Ag lost $27 billion in exports and states that lead in soybean, pork and corn production took the biggest hits: Iowa lost $1.46 billion, followed by Illinois at $1.41 billion, and Kansas, $955 million, a USDA study of the trade war shows.
Those states also received the largest government payments from Trump, designed to offset trade losses: Iowa snagged the most at $2.58 billion, with Illinois coming in at $2.57 billion and Kansas, $1.56 billion. Altogether, Sonny Perdue, Trump’s former ag secretary, sent $23.1 billion in assistance to farmers.

U.S. subsidies for farmers grew to a record $45.6 billion in 2020, the last year of Trump’s market facilitation payments and the beginning of pandemic assistance to the nation’s farmers and livestock producers, USDA data shows.
Unlike Trump’s first term, though, it’s unclear whether the president could again tap the Commodity Credit Corp. to help offset lost ag income, given congressional members’ efforts to restrict USDA’s access.
“There’s a big question now about where any money for that support would come from,” says ISU’s Hart, especially with Congress sending farmers close to $31 billion in aid late last year as they extended the 2018 farm bill. About $21 billion is slated to help farmers struggling to recover from natural disasters and $10 billion to those struggling with low commodity prices.
The big cash infusion might make providing more trade aid difficult, especially given the need to pass a new farm bill, Hart says.
“There are a lot of budget hawks in Congress that are opposed to additional spending that doesn’t come with budget cuts somewhere else,” he says.
Could tariff threats open up trade options?
Swanson, the Iowa Corn Grower leader, says he could see tariffs threats used to open trade negotiations and expand markets.
Agriculture still struggles with trade challenges, like ethanol imports from Brazil, which can “flow into the U.S. tariff-free. But our ethanol flowing back into Brazil is under tariff,” Swanson says.
“We’d rather not have tariffs, but there could be benefits” if used wisely, he says.
Swanson said past administrations have failed to focus as much as needed on trade, even with Trump’s team reaching a new trade agreement with Mexico and Canada and creating the Phase One pact with China. And Biden’s administration successfully argued for continued U.S. corn exports into Mexico.
“It hasn’t been a priority for our country,” he says, adding that domestic corn use could increase if the U.S. would make gasoline with 15% ethanol available year-round. The renewable fuel has been banned during the summer over emission concerns that the ag industry says are outdated and not scientifically valid.

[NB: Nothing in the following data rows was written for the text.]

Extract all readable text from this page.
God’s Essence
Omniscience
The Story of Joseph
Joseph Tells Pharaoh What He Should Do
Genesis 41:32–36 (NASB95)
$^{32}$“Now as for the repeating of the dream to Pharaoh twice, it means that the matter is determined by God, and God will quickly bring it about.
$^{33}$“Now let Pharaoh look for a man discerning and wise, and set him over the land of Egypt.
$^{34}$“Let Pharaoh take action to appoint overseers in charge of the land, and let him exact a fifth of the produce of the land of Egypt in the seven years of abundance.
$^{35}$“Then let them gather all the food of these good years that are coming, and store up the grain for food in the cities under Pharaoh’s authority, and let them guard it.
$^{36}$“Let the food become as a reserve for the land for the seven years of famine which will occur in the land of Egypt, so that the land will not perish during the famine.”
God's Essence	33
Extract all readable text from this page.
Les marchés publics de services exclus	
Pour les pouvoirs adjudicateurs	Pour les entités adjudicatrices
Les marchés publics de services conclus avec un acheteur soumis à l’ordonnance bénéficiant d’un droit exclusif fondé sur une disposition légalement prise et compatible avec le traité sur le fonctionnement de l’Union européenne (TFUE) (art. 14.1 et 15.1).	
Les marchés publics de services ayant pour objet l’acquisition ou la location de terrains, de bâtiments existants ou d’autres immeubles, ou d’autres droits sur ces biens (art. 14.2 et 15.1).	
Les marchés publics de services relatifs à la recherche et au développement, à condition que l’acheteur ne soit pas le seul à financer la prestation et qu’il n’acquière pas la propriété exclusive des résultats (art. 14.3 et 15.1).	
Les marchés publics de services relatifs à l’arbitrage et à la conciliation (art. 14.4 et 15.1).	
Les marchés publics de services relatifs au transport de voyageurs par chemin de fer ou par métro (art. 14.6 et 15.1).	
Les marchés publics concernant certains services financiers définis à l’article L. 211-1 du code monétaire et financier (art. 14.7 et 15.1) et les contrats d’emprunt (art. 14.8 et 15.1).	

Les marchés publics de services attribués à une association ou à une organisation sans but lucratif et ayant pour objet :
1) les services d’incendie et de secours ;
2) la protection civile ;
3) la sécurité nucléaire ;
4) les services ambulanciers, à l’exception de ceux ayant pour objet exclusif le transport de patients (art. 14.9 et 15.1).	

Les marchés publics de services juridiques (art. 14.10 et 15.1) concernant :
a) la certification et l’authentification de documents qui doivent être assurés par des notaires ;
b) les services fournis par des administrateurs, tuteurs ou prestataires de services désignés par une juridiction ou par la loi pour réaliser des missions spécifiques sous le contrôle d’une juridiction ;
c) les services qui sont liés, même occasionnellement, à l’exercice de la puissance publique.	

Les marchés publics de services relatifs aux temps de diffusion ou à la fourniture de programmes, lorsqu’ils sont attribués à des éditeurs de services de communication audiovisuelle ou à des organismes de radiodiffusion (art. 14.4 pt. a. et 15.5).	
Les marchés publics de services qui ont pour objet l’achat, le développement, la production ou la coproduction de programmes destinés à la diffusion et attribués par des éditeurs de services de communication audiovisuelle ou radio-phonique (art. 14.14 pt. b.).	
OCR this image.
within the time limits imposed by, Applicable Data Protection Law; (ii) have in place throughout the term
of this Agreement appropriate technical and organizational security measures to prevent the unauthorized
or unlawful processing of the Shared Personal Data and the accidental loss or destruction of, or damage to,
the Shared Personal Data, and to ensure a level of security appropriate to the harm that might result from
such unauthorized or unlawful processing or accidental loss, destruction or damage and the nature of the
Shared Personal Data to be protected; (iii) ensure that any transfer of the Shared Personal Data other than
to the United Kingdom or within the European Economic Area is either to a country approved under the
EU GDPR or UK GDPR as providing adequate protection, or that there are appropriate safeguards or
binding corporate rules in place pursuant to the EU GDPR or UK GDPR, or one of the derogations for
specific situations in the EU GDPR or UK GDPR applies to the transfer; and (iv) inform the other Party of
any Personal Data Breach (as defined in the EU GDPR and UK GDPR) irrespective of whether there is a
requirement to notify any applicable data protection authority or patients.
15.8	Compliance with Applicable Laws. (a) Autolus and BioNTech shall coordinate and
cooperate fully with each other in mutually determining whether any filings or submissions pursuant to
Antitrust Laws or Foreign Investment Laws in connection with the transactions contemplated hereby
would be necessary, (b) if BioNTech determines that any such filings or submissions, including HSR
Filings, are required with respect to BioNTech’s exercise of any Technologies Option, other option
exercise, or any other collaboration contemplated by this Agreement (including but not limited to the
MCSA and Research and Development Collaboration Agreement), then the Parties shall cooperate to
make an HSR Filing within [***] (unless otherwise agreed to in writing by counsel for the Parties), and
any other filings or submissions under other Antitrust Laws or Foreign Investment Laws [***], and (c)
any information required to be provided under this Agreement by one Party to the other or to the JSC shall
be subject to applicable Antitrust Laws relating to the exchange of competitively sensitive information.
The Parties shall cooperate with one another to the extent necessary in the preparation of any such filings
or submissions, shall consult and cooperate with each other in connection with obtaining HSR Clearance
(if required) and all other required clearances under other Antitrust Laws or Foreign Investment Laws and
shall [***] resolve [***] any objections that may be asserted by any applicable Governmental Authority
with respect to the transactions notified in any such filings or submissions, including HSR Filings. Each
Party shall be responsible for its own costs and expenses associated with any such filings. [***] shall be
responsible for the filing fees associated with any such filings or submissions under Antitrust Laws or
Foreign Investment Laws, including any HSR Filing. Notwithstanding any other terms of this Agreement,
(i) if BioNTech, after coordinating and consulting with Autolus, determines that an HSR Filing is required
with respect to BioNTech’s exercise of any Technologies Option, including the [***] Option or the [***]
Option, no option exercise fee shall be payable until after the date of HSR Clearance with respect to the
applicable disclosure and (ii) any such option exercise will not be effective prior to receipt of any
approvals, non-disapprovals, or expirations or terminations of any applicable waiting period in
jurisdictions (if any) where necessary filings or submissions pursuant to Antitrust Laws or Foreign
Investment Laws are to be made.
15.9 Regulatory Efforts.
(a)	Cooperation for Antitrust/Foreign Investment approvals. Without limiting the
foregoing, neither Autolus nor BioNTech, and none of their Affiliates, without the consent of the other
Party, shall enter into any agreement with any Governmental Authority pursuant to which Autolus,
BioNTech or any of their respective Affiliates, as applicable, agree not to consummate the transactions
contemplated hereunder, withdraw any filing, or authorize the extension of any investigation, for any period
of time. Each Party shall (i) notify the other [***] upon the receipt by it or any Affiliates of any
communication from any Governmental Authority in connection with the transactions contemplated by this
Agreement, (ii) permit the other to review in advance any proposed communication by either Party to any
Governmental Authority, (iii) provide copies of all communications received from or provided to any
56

Aaron Lehman, a central Iowa farmer who leads the Iowa Farmers Union, says it’s frustrating for ag groups to lose trade they’ve spent decades building.
“Trade relations are built over time, after you prove yourself,” he says. “Unfortunately, trade relations can be destroyed in a hurry.”
And Lehman says Trump’s trade assistance brought long-term problems, favoring “mega farmers” who used the subsidies to drive smaller farmers out of business.
“It just helped consolidation,” he says.
A government analysis of the program three years ago found USDA paid $163.4 million to nearly 1,200 high-income farmers who didn’t qualify for payments, among other problems.
Lehman also says he’s concerned that tariffs will come at a time when farmers are “most vulnerable,” looking at another year of production costs outpacing revenue.
“Instead of taking a measured approach that deals with real trade issues” and working with U.S. allies, Lehman worries the Trump administration will rush to tariffs that “puts farmers at a lot of risk. The timing couldn’t be worse,” he says.